HOUSTON (AP) -- Former President George H.W. Bush has been hospitalized but the 92-year-old is "fine" and expected to go home in a few days, his chief of staff told area media early Wednesday.
Bush chief of staff Jean Becker tells the Houston Chronicle and KHOU-TV that the 41st president was recently admitted to Houston Methodist Hospital after becoming ill.
"He's there. He's fine and he's doing really well," Becker told the Chronicle.
Becker did not specify the reason the oldest living U.S. president was hospitalized. Both media outlets said his office expects him to go home in a couple of days.
Becker did not immediately return email or telephone calls to her office from The Associated Press.
Bush, who served as U.S. president from 1989 to 1993, has a form of Parkinson's disease and uses a motorized scooter or a wheelchair for mobility. He was hospitalized in Maine in 2015 after falling at his summer home and breaking a bone in his neck, and was hospitalized in Houston the previous December for about a week for shortness of breath. He spent Christmas 2012 in intensive care for a bronchitis-related cough and other issues.

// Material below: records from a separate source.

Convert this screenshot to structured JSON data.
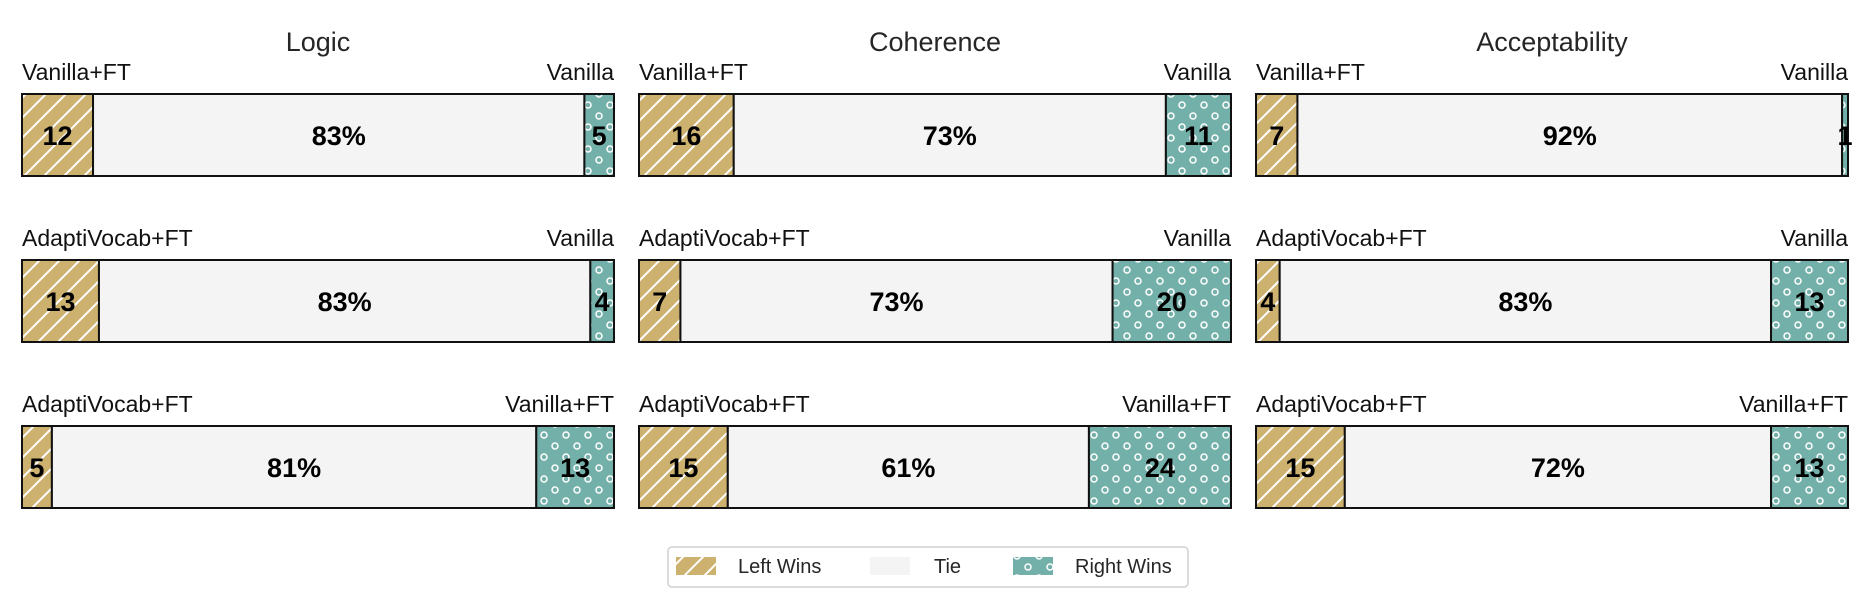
{
  "chart_data": {
    "type": "bar",
    "orientation": "horizontal-stacked",
    "colors": {
      "left": "#cdb16f",
      "tie": "#f4f4f4",
      "right": "#73b0aa",
      "edge": "#111111"
    },
    "legend": {
      "placement": "bottom-center",
      "entries": [
        {
          "key": "left",
          "label": "Left Wins"
        },
        {
          "key": "tie",
          "label": "Tie"
        },
        {
          "key": "right",
          "label": "Right Wins"
        }
      ]
    },
    "panels": [
      {
        "title": "Logic",
        "rows": [
          {
            "left_name": "Vanilla+FT",
            "right_name": "Vanilla",
            "left": 12,
            "tie": 83,
            "right": 5,
            "left_text": "12",
            "tie_text": "83%",
            "right_text": "5"
          },
          {
            "left_name": "AdaptiVocab+FT",
            "right_name": "Vanilla",
            "left": 13,
            "tie": 83,
            "right": 4,
            "left_text": "13",
            "tie_text": "83%",
            "right_text": "4"
          },
          {
            "left_name": "AdaptiVocab+FT",
            "right_name": "Vanilla+FT",
            "left": 5,
            "tie": 81,
            "right": 13,
            "left_text": "5",
            "tie_text": "81%",
            "right_text": "13"
          }
        ]
      },
      {
        "title": "Coherence",
        "rows": [
          {
            "left_name": "Vanilla+FT",
            "right_name": "Vanilla",
            "left": 16,
            "tie": 73,
            "right": 11,
            "left_text": "16",
            "tie_text": "73%",
            "right_text": "11"
          },
          {
            "left_name": "AdaptiVocab+FT",
            "right_name": "Vanilla",
            "left": 7,
            "tie": 73,
            "right": 20,
            "left_text": "7",
            "tie_text": "73%",
            "right_text": "20"
          },
          {
            "left_name": "AdaptiVocab+FT",
            "right_name": "Vanilla+FT",
            "left": 15,
            "tie": 61,
            "right": 24,
            "left_text": "15",
            "tie_text": "61%",
            "right_text": "24"
          }
        ]
      },
      {
        "title": "Acceptability",
        "rows": [
          {
            "left_name": "Vanilla+FT",
            "right_name": "Vanilla",
            "left": 7,
            "tie": 92,
            "right": 1,
            "left_text": "7",
            "tie_text": "92%",
            "right_text": "1"
          },
          {
            "left_name": "AdaptiVocab+FT",
            "right_name": "Vanilla",
            "left": 4,
            "tie": 83,
            "right": 13,
            "left_text": "4",
            "tie_text": "83%",
            "right_text": "13"
          },
          {
            "left_name": "AdaptiVocab+FT",
            "right_name": "Vanilla+FT",
            "left": 15,
            "tie": 72,
            "right": 13,
            "left_text": "15",
            "tie_text": "72%",
            "right_text": "13"
          }
        ]
      }
    ]
  }
}
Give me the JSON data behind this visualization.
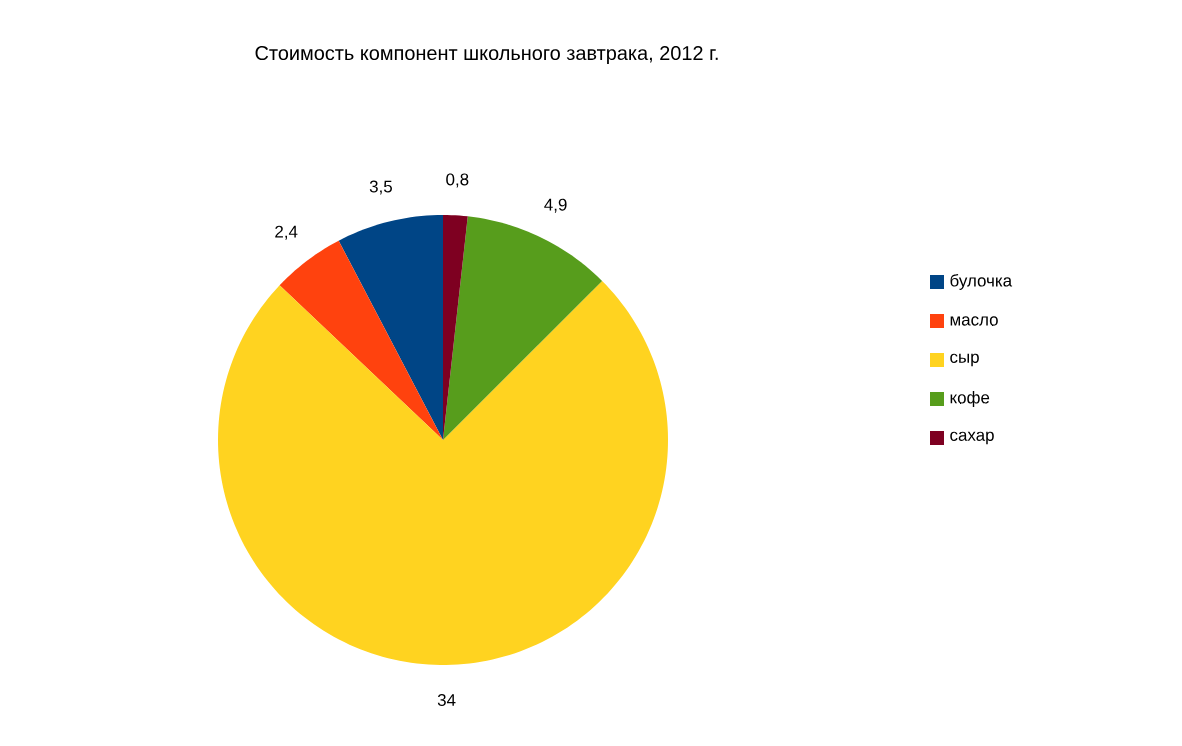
{
  "chart_data": {
    "type": "pie",
    "title": "Стоимость компонент школьного завтрака, 2012 г.",
    "categories": [
      "булочка",
      "масло",
      "сыр",
      "кофе",
      "сахар"
    ],
    "values": [
      3.5,
      2.4,
      34,
      4.9,
      0.8
    ],
    "value_labels": [
      "3,5",
      "2,4",
      "34",
      "4,9",
      "0,8"
    ],
    "colors": [
      "#004586",
      "#ff420e",
      "#ffd320",
      "#579d1c",
      "#7e0021"
    ],
    "legend": "right"
  }
}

Despite the loss of mobility, he celebrated his 90th birthday by making a tandem parachute jump in Kennebunkport. Last summer, Bush led a group of 40 wounded warriors on a fishing trip at the helm of his speedboat, three days after his 92nd birthday celebration.
His office announced earlier this month that Bush and his wife, Barbara, would not attend Donald Trump's inauguration this week due to the former president's age and health.